Future space exploration missions require advanced thermal control systems (TCS) to dissipate heat from spacecraft, rovers, or habitats to external environments. These TCSs must be lightweight, reliable, and able to effectively control cabin and equipment temperatures under widely varying heat loads and ambient temperatures. In contrast to single‑phase pumped coolant loops, two‑phase pumped loops are very attractive for this application because of the uniform cooling temperature provided by the boiling coolant, low required pumping power, high‑heat transfer coefficients, and high thermal conductance. Introduction of two‑phase flow can pose design challenges associated with flow management and dynamic stability. A deployable condensing radiator technology is needed to enable future heat rejection systems with high turndown ratio, compatibility with freezing, while balancing considerations unique to two‑phase flow condensation. Creare has developed a freeze‑tolerant, variable‑conductance radiator for deployable heat rejection in two‑phase pumped loop systems. In Phase I, we proved the feasibility of the concept by developing a preliminary design for the inlet header and phase separator, then fabricating a breadboard condensing radiator to demonstrate its performance. In parallel, we developed a novel process for fabrication of high permeability metallic porous tube elements, and we demonstrated its favorable properties through testing in two-phase anhydrous ammonia. We then finalized the thermal, fluid, structural, and mechanical design of the integrated condensing radiator with deployment features. Our overall design meets all requirements as defined in the solicitation including mass (<8 kg/m2), radiation tolerance, high-turndown freeze-tolerance (200:1), and ammonia compatibility. In Phase II, we fabricate a prototype deployable radiator and demonstrate its performance in a representative thermal environment within a two-phase pumped ammonia loop.
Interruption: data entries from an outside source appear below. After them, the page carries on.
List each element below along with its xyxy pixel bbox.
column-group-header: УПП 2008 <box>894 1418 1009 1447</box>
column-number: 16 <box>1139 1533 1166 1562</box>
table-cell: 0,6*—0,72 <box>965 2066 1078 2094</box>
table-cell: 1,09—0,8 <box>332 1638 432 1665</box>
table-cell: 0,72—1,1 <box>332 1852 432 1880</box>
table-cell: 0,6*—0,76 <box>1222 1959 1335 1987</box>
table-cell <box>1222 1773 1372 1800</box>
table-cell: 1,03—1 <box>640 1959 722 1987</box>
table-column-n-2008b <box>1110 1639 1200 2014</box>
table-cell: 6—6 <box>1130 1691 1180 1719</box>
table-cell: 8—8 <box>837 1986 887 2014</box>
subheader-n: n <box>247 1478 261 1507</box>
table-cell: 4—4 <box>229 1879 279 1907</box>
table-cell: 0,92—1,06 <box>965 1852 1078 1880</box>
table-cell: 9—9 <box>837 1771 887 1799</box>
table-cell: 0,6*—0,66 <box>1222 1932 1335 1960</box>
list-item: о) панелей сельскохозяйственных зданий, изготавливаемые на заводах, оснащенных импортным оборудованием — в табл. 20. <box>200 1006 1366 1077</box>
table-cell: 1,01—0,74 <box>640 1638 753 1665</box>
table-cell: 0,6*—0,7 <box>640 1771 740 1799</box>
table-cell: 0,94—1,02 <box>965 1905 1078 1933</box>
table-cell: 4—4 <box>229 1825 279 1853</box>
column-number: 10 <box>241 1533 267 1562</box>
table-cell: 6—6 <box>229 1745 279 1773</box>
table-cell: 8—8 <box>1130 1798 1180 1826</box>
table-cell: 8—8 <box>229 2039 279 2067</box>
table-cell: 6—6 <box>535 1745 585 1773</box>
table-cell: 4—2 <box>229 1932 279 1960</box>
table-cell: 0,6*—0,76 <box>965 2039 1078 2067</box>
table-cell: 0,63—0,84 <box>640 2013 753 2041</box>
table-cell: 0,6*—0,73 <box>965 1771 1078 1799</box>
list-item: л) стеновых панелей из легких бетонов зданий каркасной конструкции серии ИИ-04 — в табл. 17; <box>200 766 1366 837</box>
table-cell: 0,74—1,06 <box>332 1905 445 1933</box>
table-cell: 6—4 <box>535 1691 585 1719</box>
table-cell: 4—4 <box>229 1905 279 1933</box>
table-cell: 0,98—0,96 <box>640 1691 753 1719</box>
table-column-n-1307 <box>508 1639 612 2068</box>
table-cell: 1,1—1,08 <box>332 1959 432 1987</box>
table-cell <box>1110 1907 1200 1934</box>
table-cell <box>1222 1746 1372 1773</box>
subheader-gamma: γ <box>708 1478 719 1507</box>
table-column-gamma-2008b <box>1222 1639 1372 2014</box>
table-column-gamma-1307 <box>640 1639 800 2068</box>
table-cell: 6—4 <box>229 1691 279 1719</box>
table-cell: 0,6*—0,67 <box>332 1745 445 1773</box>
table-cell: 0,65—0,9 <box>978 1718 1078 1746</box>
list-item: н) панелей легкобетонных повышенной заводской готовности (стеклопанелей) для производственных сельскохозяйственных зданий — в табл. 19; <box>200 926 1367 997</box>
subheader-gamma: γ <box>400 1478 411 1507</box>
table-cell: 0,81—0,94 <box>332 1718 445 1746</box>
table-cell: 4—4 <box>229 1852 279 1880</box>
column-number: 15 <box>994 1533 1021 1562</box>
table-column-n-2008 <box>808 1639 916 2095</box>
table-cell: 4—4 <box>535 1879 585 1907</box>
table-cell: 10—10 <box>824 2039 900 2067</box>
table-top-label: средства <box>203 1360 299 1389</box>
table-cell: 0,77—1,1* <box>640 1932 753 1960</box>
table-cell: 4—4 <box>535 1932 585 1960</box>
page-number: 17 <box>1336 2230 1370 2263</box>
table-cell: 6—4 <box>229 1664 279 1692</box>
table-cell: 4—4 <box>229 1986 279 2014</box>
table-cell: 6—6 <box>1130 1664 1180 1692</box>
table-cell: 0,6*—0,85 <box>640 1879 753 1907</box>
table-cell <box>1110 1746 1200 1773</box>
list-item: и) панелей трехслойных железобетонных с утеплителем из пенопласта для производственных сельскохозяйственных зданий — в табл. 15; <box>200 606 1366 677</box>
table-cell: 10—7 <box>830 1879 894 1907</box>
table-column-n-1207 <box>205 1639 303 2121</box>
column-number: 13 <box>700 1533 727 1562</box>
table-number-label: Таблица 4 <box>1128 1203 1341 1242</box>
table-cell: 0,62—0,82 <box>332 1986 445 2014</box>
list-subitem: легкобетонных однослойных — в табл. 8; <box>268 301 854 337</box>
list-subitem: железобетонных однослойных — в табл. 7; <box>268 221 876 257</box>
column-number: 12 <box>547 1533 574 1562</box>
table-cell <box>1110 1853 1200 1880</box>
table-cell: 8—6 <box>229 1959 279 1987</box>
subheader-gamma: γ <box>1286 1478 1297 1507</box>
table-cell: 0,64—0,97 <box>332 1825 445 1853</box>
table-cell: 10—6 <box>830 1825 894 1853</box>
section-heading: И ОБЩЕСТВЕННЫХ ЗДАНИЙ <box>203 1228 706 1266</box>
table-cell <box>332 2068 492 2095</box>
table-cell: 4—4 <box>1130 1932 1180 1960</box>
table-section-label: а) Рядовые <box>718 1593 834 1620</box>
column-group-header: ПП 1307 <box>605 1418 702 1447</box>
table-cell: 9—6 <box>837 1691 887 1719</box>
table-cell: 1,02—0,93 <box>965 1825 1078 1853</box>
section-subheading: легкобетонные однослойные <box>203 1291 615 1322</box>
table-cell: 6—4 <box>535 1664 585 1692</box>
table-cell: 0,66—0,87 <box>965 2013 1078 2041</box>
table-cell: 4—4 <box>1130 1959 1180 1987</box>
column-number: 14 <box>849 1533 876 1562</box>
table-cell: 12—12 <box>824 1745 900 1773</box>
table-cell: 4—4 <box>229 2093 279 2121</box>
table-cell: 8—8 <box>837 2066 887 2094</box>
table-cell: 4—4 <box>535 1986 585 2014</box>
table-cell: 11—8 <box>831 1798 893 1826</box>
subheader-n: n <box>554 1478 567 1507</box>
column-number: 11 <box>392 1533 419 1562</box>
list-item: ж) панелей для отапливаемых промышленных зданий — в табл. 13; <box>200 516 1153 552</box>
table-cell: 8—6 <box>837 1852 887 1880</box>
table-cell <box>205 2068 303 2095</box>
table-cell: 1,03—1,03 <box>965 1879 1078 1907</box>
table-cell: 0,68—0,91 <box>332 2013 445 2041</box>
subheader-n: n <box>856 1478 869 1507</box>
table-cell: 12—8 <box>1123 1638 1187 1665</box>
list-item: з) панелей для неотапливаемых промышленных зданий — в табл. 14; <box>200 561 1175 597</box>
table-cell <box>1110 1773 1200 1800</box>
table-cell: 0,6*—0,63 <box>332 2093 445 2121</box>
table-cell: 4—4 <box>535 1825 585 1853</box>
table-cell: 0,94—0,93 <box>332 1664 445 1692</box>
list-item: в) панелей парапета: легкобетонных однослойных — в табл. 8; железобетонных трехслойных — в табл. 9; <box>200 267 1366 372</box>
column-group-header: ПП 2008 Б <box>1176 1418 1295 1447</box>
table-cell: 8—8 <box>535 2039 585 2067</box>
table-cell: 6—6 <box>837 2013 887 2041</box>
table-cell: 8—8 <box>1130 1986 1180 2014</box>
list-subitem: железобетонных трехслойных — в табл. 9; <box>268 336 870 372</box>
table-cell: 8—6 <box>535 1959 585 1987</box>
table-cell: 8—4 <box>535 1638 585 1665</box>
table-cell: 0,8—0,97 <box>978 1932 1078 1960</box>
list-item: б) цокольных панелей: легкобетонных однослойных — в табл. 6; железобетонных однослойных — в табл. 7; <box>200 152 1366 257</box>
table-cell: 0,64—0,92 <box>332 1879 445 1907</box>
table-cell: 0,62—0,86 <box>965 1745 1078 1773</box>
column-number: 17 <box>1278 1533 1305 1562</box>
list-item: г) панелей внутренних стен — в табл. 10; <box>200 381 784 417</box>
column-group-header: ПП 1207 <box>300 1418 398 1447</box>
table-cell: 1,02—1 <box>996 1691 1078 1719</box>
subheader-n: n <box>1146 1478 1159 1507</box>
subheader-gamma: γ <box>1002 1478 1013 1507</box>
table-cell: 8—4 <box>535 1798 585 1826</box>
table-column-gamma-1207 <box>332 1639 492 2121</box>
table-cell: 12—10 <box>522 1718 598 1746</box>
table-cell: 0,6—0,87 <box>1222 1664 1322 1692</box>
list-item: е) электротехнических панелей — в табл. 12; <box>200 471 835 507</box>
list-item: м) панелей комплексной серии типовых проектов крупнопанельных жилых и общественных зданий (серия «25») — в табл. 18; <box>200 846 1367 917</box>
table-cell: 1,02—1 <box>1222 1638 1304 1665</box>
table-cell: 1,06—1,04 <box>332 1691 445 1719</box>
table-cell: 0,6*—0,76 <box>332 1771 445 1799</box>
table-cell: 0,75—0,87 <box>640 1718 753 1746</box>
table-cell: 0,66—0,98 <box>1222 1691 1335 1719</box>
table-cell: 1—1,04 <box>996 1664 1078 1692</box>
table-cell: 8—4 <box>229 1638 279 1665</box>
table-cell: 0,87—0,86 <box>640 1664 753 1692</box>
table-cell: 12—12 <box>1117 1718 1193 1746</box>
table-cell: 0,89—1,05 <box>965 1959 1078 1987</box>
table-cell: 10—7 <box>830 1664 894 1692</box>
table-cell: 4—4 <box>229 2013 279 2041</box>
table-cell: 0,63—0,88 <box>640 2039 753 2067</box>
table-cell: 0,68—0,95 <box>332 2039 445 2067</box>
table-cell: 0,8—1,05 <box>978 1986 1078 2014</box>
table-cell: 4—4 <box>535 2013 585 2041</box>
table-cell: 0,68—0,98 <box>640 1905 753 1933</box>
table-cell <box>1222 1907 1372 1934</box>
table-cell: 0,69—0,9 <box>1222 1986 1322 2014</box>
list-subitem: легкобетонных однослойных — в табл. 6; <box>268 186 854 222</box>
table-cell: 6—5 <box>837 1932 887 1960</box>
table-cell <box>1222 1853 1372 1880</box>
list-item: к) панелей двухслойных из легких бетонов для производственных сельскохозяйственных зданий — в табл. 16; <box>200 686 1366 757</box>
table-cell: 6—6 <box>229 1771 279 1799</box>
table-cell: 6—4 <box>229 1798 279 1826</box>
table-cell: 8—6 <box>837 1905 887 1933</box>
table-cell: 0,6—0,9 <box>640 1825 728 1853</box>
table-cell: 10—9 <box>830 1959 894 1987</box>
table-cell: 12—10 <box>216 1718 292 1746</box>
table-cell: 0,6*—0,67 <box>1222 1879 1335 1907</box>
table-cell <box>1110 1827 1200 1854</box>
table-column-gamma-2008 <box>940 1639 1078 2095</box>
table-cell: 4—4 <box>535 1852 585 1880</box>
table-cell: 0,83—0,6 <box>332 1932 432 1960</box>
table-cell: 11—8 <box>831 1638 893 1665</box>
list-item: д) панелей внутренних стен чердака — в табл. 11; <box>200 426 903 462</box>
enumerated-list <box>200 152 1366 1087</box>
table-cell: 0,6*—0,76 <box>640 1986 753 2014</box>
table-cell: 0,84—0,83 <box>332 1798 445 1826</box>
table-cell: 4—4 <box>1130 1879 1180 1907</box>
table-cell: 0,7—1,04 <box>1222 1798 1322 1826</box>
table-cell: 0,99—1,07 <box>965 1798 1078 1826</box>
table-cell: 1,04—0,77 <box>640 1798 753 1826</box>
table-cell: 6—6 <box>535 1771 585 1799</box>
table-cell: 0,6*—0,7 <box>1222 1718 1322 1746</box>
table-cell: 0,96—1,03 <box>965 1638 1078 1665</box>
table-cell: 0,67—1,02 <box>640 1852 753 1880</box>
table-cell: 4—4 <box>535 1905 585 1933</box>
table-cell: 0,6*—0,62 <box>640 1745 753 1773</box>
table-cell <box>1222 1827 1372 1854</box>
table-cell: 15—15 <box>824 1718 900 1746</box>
Creare’s freeze‑tolerant radiator is designed specifically to meet NASA requirements for deployable heat rejection from space-borne, two-phase pumped loop systems. The technology would be applied to dissipate heat from spacecraft, rovers, or habitats to external environments. In addition to thermal control, this system could be used for heat rejection in a Rankine power cycle.
An active industry is developing around use of two‑phase TCSs for satellite thermal management. Several large satellite manufacturers and integrators are working to develop and implement space-borne, two-phase thermal control loops for powerful telecommunications satellites seeking to reject 1‑10 kW. These systems would require a condensing radiator met by Creare’s technology.